【ラフ画から原画生成】絵コンテ一気読み with ChatGPT-4o(総括)
生成AIを使って、個人ベースのアニメ作りで遊んでいます。
課題の人物構図のコマの原画生成では、ChatGPT-4oが元画像に近く仕上げが丁寧でした。
これで68コマ作くろうかと思いきや、ChatGPT-4o の画像解析能力が高いことから、将来の目標とする絵コンテをそのまま与えて画像を仕上げられないかと思い、4コマまとめて1枚丸ごと画像生成させてみました。


ChatGPT-4oはしっかりコマを認識して、それぞれを絵にできました。今、これができるのはChatGPTだけかと思います。
しかし、どうしても漫画として認識したいらしく、コマ数とアスペクト比を指定してもコマ割が変わったり、後半のコマが切れたりしました。
そこで、出力形式を右側に状況や台詞を入れた元の絵コンテ形式を指示したところ、サイズ的には合うようになりました。(文字認識は今ひとつ。絵の中のすき焼きは文字はプロンプトで指定。)

ただ、画面が小さくなったせいか品質は下がったようです。また、油断するとコマをいじりたがります。(形式やコマ数を指示したのですが😥)


複数コマの同時生成は、コマ番号を誤ったり人物が混ざったりと、AIも指示解釈が混乱することがあります。また、いわゆる4コマ漫画風に描きたがるのも、プロンプトの工夫がまだ足りないのでしょう。現状では結局1コマずつ生成する方が精度は良いと思います。
取り敢えず、解像度の品質と画像生成の効率の両立を狙い、横型で田の字配置の画像生成を出力の形式に指定することにしました。

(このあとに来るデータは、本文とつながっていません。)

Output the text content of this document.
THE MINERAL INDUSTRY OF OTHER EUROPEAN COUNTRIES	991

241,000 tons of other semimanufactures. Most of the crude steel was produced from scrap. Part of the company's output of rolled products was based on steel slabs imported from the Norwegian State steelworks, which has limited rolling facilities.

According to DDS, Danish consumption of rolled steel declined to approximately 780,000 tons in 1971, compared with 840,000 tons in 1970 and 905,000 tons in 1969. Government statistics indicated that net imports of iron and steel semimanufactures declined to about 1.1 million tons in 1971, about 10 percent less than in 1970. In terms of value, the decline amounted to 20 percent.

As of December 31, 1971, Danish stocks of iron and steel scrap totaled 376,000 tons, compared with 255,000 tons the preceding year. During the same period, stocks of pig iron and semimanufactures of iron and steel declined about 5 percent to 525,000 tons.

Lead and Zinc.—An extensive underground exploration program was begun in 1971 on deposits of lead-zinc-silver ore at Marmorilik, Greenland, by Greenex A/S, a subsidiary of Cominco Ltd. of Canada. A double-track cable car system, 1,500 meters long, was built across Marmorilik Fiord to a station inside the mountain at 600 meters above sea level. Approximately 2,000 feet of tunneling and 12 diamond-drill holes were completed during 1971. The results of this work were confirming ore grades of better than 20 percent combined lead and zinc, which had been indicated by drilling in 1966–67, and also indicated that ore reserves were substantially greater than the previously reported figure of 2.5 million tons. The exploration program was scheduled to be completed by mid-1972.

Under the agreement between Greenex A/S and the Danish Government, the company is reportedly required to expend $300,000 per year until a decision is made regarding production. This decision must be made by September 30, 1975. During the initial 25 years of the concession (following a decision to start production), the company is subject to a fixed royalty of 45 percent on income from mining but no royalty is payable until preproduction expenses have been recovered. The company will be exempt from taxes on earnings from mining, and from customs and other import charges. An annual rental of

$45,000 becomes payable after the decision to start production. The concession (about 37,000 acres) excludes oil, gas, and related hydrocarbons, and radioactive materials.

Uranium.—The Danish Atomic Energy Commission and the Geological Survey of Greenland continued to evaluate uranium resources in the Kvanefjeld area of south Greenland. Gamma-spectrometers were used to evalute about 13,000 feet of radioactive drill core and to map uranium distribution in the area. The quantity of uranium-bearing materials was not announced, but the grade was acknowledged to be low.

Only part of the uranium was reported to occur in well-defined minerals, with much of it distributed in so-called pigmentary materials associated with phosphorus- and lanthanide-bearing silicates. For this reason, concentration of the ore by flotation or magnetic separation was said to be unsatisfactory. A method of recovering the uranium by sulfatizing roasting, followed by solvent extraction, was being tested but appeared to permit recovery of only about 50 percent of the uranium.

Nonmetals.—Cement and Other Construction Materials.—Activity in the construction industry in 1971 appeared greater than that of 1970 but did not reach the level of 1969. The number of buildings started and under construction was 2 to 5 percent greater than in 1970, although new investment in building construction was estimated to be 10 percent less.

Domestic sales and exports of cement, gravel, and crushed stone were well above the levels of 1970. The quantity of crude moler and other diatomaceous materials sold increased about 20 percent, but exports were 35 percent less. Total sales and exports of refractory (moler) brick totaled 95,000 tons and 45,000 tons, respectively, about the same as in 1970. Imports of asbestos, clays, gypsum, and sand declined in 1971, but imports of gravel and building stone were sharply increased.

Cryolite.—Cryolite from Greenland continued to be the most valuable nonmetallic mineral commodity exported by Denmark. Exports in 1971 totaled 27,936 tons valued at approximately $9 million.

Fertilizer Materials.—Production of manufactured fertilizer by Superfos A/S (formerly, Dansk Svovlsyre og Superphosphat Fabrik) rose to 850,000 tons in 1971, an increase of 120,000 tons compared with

一発では思い通りの絵にならないですが、4コマを一気に指示を追加して繰り返すと、どこかのコマは良い絵になることがあるので、生成の回数を減らす効果はありそうです。また、コマ間の人物の一貫性は取りやすいです。
ChatGPT-4o は、入力した絵コンテから画像を読み取って解釈し、画像生成用のプロンプトも出力できるので、Image to Image でも一度絵を解釈してプロンプトにした後に、そのプロンプトから画像を生成しているようです。
一応、課題コマを含む3つのページも一気読みで出力してみました。(何度か、追加指示をしています。)






カラー漫画を作るのであれば、この品質でも行けそうな気がしますが、アニメ化を考えるとやはり1コマずつ精度を上げたくなります。
しかし、近い将来は絵コンテ丸ごとアニメ化も、全く夢ではないという兆しを感じることができました。更には、漫画一冊読み込ませて映画を作るなんてことも有り得るでしょう。
生成AIの映像における大手戦略では、Google と OpenAI とで異なるスタンスであるように見えます。Whisk や Flow で映画生成のUI含めた改革を狙うGoogleに対して、画像の解析という点で一歩先を行っている OpenAI には、絵コンテインタフェースの実現に取り組んでもらえたら大変面白いと思います。絵コンテは過去の遺産もたくさんあり、教師学習にも向いているのではないでしょうか。